Сашка, как и в первую их встречу, сидел на полу вполоборота к вошедшему. Он так же не повернул к нему головы и вообще никак не отреагировал на появление майора. Князев несколько секунд молча смотрел на него, а потом сказал:
— Встань, — не скомандовал, не приказал, а скорее предложил.
Парень встал так же как и в прошлый раз — не промедлив, но и не поторопившись. Теперь его руки не были связаны.
— Саша, давай поговорим, как мужик с мужиком. Наш разговор не будет иметь для тебя никаких негативных последствий. Объясни мне, по возможности коротко и чётко, зачем ты всё-таки переметнулся к ним? Что такое есть у них, чего нет у нас?
Солдат посмотрел майору в глаза немного насмешливо и надменно, но вместе с тем — заинтересованно. Он уже настроил себя на очередную порцию оскорблений, но голос офицера прозвучал неожиданно по-человечески. Сашка молчал, но теперь было уже очевидно, что он не отказывается говорить, а просто думает, как бы это попонятнее объяснить тупому и ограниченному солдафону некоторые прописные истины. Потом он заговорил, размеренно и немного нравоучительно:
— Вы сражаетесь ни за что. Убиваете людей сами не знаете зачем. А мы сражаемся во славу Аллаха, Господа Миров. Всё что вы делаете — бессмыслица. Нормальный человек не может выносить бессмыслицы. А мы сражаемся во имя высшего смысла. Нам умирать легче, чем вам жить.
В душе у Князева вновь стало закипать раздражение, но он сдержался — сам же вызвал парня на откровенность — и заговорил спокойно:
— Мы сражаемся за Родину. Солдатам много знать не положено, но правда в том, что мы защищаем южные рубежи нашей страны. Если бы нас здесь не было, здесь были бы американцы, а потом они попёрли бы на Союз.
— Русские, американцы, афганцы. Какая разница? Бог не создавал разных народов, люди сами потом разделились. Наша Родина — рай, который приготовил Аллах для своих воинов. А вы несёте с собой безбожие. По всему миру несёте его. Вы отравили своим ядом уже полмира. Вас надо остановить.

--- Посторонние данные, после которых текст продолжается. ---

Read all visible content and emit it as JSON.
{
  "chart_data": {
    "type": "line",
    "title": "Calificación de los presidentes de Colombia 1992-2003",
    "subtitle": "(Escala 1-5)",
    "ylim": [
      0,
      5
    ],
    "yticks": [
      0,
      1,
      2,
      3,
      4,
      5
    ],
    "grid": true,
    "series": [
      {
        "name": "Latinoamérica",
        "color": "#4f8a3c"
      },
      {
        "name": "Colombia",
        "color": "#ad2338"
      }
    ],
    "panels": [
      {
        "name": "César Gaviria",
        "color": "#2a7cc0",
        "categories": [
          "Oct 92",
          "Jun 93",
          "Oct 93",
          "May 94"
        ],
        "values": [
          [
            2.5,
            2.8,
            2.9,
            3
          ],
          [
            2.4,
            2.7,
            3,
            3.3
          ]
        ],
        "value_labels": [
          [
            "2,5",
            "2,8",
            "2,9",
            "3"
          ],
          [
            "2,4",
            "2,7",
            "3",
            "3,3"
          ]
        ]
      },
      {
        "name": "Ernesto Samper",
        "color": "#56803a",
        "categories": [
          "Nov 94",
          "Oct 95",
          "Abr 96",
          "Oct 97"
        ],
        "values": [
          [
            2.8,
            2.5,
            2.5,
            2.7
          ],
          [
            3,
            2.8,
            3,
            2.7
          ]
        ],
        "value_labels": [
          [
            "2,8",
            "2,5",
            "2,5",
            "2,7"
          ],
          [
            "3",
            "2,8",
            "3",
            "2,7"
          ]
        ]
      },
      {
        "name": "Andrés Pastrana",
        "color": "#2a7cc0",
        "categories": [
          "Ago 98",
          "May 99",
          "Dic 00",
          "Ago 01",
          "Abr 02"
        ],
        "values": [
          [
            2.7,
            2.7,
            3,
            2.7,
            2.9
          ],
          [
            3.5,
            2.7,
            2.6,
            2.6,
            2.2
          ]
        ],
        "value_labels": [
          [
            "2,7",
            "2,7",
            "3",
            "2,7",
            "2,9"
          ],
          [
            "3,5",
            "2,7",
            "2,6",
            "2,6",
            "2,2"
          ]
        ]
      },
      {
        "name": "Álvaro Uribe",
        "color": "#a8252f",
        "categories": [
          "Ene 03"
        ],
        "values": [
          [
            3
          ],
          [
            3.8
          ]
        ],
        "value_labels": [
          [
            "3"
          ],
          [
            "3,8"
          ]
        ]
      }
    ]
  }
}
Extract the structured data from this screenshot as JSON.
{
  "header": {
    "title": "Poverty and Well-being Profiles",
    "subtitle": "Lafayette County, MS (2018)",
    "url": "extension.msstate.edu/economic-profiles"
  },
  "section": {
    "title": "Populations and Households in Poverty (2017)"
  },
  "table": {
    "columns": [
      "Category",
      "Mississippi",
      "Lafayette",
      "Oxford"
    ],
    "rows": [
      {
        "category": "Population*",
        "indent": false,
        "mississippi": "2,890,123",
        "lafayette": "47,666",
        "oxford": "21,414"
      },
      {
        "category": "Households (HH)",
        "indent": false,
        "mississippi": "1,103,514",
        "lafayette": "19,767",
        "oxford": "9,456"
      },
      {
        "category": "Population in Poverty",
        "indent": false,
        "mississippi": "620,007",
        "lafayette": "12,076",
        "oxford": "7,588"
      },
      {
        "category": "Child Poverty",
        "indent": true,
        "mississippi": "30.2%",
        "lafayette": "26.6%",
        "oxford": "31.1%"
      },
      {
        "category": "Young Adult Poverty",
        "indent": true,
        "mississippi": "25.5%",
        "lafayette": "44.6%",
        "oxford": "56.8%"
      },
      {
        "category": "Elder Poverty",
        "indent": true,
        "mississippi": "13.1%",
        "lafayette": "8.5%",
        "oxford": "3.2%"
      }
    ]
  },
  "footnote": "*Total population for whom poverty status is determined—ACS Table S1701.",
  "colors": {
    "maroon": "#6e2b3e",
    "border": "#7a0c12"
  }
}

Князев опешил и растерялся. Он никогда раньше не думал о таких вещах, это были совершенно чуждые ему понятия. Он думал, что всё просто: есть Родина, есть долг. Каждый честный офицер должен выполнять свой долг перед Родиной. В этом и есть высший смысл службы. У него не укладывалось в голове, что религия, ничем не отличавшаяся в его представлении от психотерапии, может быть каким-то «высшим смыслом». Не успокоительной таблеткой, а чем-то вроде Родины, чем-то таким, за что отдают жизнь. Князев растерянно смотрел на Сашку и понимал, что для него всё это так и есть, очень уж искренне говорил пацан. Майору потребовалось немалое усилие воли, чтобы продолжить разговор:
— Ну хорошо, ты стал верить в Бога. Так и верил бы на здоровье. Сейчас в Союзе за это никого не преследуют. Отслужил бы по-нормальному, вернулся бы на Родину, ходил бы в церковь. У нас же вера своя, русская.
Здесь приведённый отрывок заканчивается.